Glaucoma: The Silent Thief of Sight
If caught early, it can be controlled with medicine and surgery
FRIDAY, Jan. 16, 2004 (HealthDayNews) -- It's called the silent thief of sight, and for good reason.
Glaucoma has few if any early symptoms. And when they do appear, the disease has already robbed its victims of some sight. About 3 million Americans have glaucoma, but many do not know it yet.
Regular, routine eye exams, including special tests, can improve the odds of early detection, experts say. And, once detected, the disease can be controlled -- and remaining vision preserved -- with improved medicine and surgery techniques.
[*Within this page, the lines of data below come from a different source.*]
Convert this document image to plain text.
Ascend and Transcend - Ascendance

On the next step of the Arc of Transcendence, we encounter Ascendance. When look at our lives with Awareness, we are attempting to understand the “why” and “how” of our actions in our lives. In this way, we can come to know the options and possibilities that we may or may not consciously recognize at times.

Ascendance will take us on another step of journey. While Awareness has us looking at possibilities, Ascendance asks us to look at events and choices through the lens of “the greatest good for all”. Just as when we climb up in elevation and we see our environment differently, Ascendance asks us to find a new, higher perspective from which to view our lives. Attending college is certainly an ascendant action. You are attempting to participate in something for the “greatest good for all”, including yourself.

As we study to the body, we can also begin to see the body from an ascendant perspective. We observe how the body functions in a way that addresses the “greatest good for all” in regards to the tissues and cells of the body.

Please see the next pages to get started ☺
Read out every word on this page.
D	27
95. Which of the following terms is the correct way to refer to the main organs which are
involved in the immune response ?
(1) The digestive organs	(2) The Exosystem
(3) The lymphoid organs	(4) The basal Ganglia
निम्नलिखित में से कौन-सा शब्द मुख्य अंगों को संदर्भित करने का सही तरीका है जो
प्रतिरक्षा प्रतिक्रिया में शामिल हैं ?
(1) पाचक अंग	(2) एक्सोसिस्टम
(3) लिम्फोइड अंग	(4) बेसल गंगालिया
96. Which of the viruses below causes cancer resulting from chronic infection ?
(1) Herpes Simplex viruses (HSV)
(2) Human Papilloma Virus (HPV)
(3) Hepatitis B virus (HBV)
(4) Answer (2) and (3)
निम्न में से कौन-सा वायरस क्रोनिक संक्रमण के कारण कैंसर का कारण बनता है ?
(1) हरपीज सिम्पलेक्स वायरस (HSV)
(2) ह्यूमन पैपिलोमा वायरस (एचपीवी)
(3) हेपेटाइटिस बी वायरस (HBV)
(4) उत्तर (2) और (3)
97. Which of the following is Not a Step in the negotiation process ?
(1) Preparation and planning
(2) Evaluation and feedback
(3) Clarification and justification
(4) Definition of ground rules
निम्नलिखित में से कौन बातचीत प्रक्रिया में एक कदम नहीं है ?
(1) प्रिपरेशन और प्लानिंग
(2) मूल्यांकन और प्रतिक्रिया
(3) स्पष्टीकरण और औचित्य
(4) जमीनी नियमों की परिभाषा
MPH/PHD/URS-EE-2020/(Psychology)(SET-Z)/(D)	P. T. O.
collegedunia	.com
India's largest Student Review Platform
"The key is to get checked before the disease becomes symptomatic, " says Dr. Andrew Iwach, an ophthalmologist and assistant professor at the University of California, San Francisco.
That's a message that bears repeating during January, National Glaucoma Awareness Month.
Since glaucoma risk rises with age, eyes should be tested at about age 35 and 40, then every two to four years after age 40 and every one to two years after age 60, suggests the Glaucoma Research Foundation. Those at high risk due to family history should get exams every one to two years after age 35.
Glaucoma is actually a group of eye diseases, but all types damage the optic nerve, causing vision loss and, sometimes, blindness. The optic nerve connects the retina to the brain and it houses more than 1 million nerve fibers. For good vision, you need a healthy optic nerve.
What goes wrong in glaucoma? In the front of the eye, clear fluid flows in and out of a space called the anterior chamber. When the fluid passes out too slowly and builds up, pressure can increase and this intraocular pressure can rise to the point where it damages the optic nerve. This form of the disease, the most common, is called open angle glaucoma. It's so named because the fluid leaves the anterior chamber at the open angle where the cornea and the iris meet.
Some people have glaucoma, and optic nerve damage, even without the pressure within the eye rising -- a type called low-tension or normal-tension glaucoma.
And, in recent years, Iwach says, experts have discovered the thickness of the cornea somehow plays a role in who gets glaucoma.
"We may have a patient who has a higher than normal pressure, but the optic nerve looks fine," he says. Odds are, the patient has a thick cornea, somehow possibly protecting against damage to the nerve.
During an exam for glaucoma, doctors will also look at the optic nerve, measure the intraocular pressure and evaluate peripheral vision -- often affected first in glaucoma.
To lower the pressure inside the eye, drops are commonly prescribed.
"Twenty years ago, in order to control glaucoma, we needed to use drops four times a day," says Dr. Michael Berlin, a professor of clinical ophthalmology at the Jules Stein Eye Institute at the UCLA David Geffen School of Medicine.
Some of the newer eye drop medicines only need to be taken once or twice a day. Drops work either by causing the eye to make less fluid or helping the fluid drain.
If surgery is deemed the best treatment, a doctor may do a procedure called a laser trabeculoplasty, in which the laser is aimed at the lens of the eye and makes several evenly spaced burns, stretching the drainage holes inside the eye and allowing the fluid to escape better.
While the traditional approach has been to use medicine first, then surgery if the glaucoma still progresses, Iwach says the latest thinking has it that some patients may benefit most from having surgery first.
Compliance with medication is a problem among patients, Berlin and Iwach agree. "Most patients are not compliant," Berlin says. Part of the reason, he suspects, is the patient can tell little difference in vision during the short term, whether he takes the medicine or not.
Good patient-doctor communication is the key, say Berlin and Iwach. All the latest information -- whether medicine or laser therapy is best; which eye drops are preferred -- "has to be customized to the individual patient," Iwach says.